1. This is clearly a pop-science book and not a serious work of scholarship. That's not an insult, just an observation.
2. In discussions at Telic Thoughts over the last week and a half, I got the impression that the book is primarily about DNA and genomics. I was wrong. It's part memoir, part basic overview, part rehash of arguments based on "information." There seems to be little about genomes and their structure here. Again, that's not an insult or a critique. But don't be fooled by claims that this is a work of serious science or that the subtitle ("DNA and the Evidence for Intelligent Design") indicates a systematic examination of genomics.
3. The book includes excellent notes, an extensive bibliography and an exhaustive index. Very nice.
4. Perusing the index, I discovered something very curious. Mike Behe is mentioned exactly three times in the book, solely in discussions of Darwin's Black Box and irreducible complexity. Nowhere in the book does Meyer cite or mention The Edge of Evolution, where Behe tries to create evidence for intelligent design by calculating mutation rates in, you know, DNA. Hmmm. I'll bet that was an interesting meeting of the Fellows.
5. From the prologue, page 8:
This book attempts to make a comprehensive, interdisciplinary argument for a new view of the origin of life. It makes "one long argument" for the theory of intelligent design.This looks like a mistake to me. The book is, at least in part, a breezy memoir. Does Meyer really want it compared to the Origin of Species?
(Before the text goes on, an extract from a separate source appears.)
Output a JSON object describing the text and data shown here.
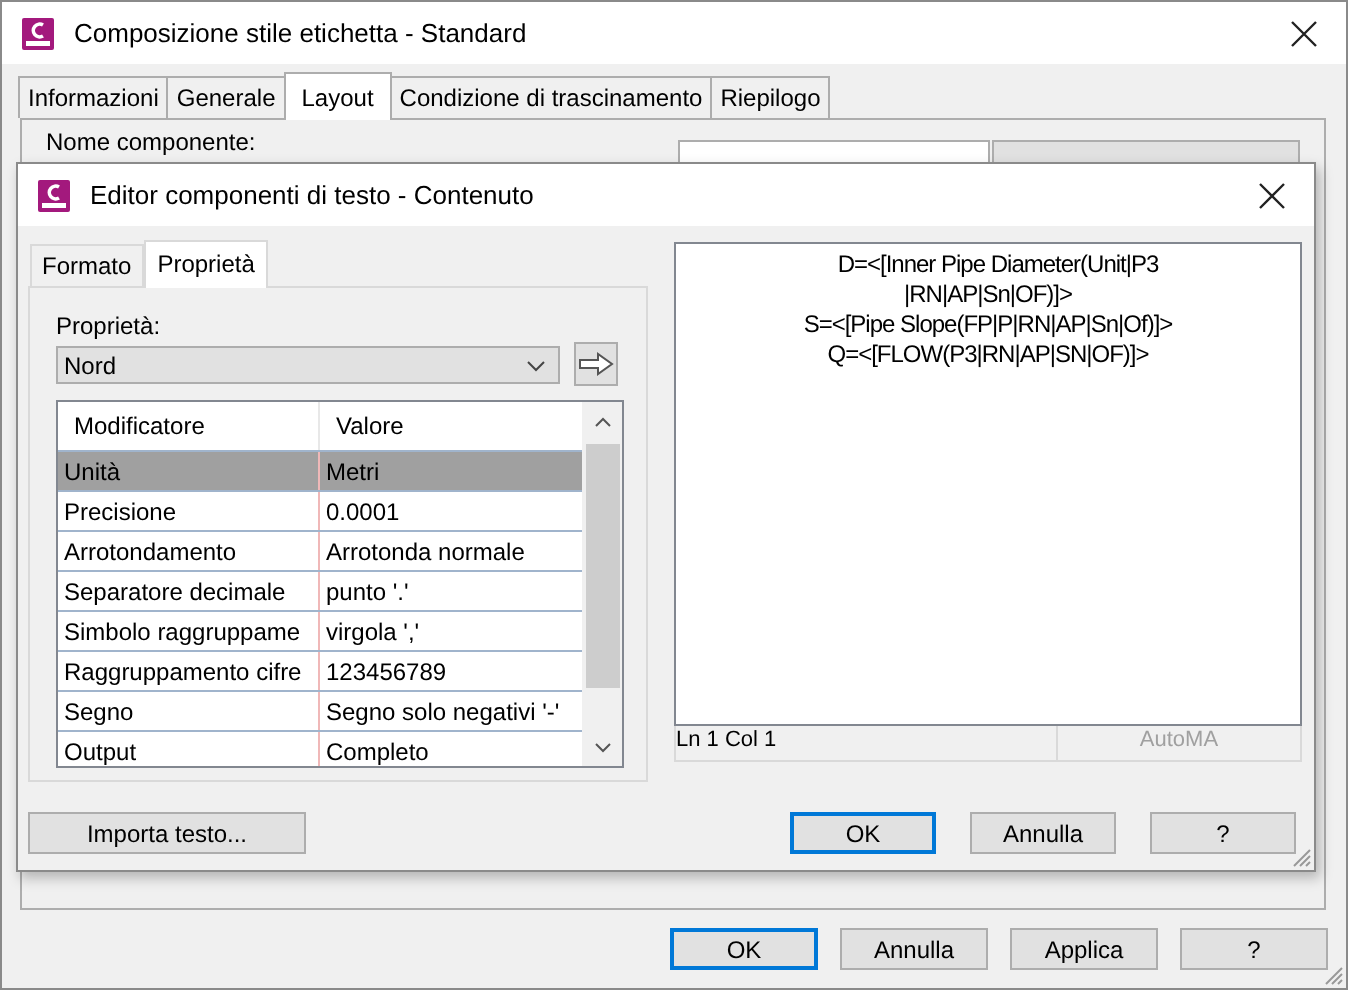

6. Key passage from page 8:
Thus, Signature in the Cell does not just make an argument; it also tells a story, a mystery story and the story of my engagement with it. It tells about the mystery that has surrounded the discovery of the digital code in DNA and how that discovery has confounded repeated attempts to explain the origin of the first life on earth. Throughout the book I will call this mystery "the DNA enigma."I wonder if Meyer understands – really understands – how badly his project will turn out if it's all about what we don't yet know. If this book is about building a case for intelligent design by repeatedly restating the fact that we don't yet understand the origin of the first life on earth, then this book is not an argument for intelligent design. It is more likely the death rattle of the movement of the same name.
7. A key question from the final sentences of the prologue:
Even if we grant Darwin's argument in the Origin, does it really follow that he refuted the design hypothesis?Again, this is a mistake in my view. What is argued by Ayala and others (it is Ayala that Meyer is answering in the close of the prologue) is not that Darwin "refuted the design hypothesis." In other words, the claim is not that "design is wrong." The claim is that design is not a useful explanation. As I would put it, design isn't the answer, it's the question. That's what you get when you grant Darwin's argument. You don't "refute" design; you enfeeble it as an explanation for biological change.